A soja brasileira voltou a quebrar marcas em abril, registrando o maior volume exportado para o mês em cinco anos e reafirmando a força do agronegócio no comércio global. Segundo a Secex, os embarques somaram 16,75 milhões de toneladas, alta de 9,7% em relação a abril do ano passado, impulsionada pelo ritmo acelerado de escoamento da safra. Esse desempenho confirma o Brasil como protagonista na oferta mundial da oleaginosa.

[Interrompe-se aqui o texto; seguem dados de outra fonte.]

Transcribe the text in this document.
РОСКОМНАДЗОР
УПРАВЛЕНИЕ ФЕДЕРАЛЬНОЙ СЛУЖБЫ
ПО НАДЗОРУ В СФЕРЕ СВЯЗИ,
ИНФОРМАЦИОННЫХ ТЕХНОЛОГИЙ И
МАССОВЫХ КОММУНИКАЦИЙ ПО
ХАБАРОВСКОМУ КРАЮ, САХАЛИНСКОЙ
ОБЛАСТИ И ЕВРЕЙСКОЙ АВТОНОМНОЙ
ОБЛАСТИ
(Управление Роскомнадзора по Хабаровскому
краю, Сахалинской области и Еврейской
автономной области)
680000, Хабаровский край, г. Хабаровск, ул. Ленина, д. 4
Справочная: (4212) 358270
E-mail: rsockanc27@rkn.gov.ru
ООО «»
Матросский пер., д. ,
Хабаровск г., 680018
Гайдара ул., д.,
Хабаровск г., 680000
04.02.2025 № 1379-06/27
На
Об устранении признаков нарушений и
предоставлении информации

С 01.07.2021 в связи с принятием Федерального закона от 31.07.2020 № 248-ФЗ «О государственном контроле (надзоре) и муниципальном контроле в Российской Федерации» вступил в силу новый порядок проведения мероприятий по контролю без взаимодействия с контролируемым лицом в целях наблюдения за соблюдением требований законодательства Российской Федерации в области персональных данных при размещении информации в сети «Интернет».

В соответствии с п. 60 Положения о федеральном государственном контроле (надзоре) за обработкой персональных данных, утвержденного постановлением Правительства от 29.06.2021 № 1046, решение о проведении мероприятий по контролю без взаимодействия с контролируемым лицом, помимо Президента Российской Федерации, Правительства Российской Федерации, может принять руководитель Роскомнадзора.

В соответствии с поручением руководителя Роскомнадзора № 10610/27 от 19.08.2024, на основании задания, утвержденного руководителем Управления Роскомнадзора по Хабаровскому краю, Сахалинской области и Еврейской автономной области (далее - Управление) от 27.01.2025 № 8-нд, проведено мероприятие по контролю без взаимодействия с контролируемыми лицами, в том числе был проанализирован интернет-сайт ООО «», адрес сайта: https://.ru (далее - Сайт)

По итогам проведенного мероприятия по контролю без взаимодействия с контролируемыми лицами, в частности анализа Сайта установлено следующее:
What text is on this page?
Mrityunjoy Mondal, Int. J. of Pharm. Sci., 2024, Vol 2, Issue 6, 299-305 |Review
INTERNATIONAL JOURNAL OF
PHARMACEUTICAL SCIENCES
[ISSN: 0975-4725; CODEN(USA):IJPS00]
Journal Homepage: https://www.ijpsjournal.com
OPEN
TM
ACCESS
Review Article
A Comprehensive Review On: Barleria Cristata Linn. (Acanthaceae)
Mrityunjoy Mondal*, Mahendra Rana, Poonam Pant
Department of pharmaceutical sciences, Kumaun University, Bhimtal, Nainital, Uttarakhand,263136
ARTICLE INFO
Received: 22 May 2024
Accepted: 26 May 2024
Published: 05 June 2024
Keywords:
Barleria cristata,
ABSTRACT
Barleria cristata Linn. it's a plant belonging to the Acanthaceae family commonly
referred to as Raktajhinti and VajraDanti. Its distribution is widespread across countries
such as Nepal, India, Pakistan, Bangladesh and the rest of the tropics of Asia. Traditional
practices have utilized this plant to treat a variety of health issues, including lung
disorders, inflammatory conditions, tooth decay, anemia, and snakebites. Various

No campo, o avanço logístico coincidiu com a reta final da colheita. A Associação Nacional dos Exportadores de Cereais indica que a soja já foi colhida em aproximadamente 95% da área cultivada no país, reduzindo incertezas operacionais e sustentando a fluidez das exportações. A eficiência nas janelas de embarque colaborou para diluir gargalos sazonais.
As projeções para os próximos ciclos permanecem otimistas. Para 2026, o mercado estima uma safra recorde próxima de 180 milhões de toneladas, reforçando a liderança brasileira no comércio da commodity e ampliando a relevância em cadeias globais de alimentos e biocombustíveis. Esse potencial tende a atrair investimentos em armazenagem, logística e financiamento rural.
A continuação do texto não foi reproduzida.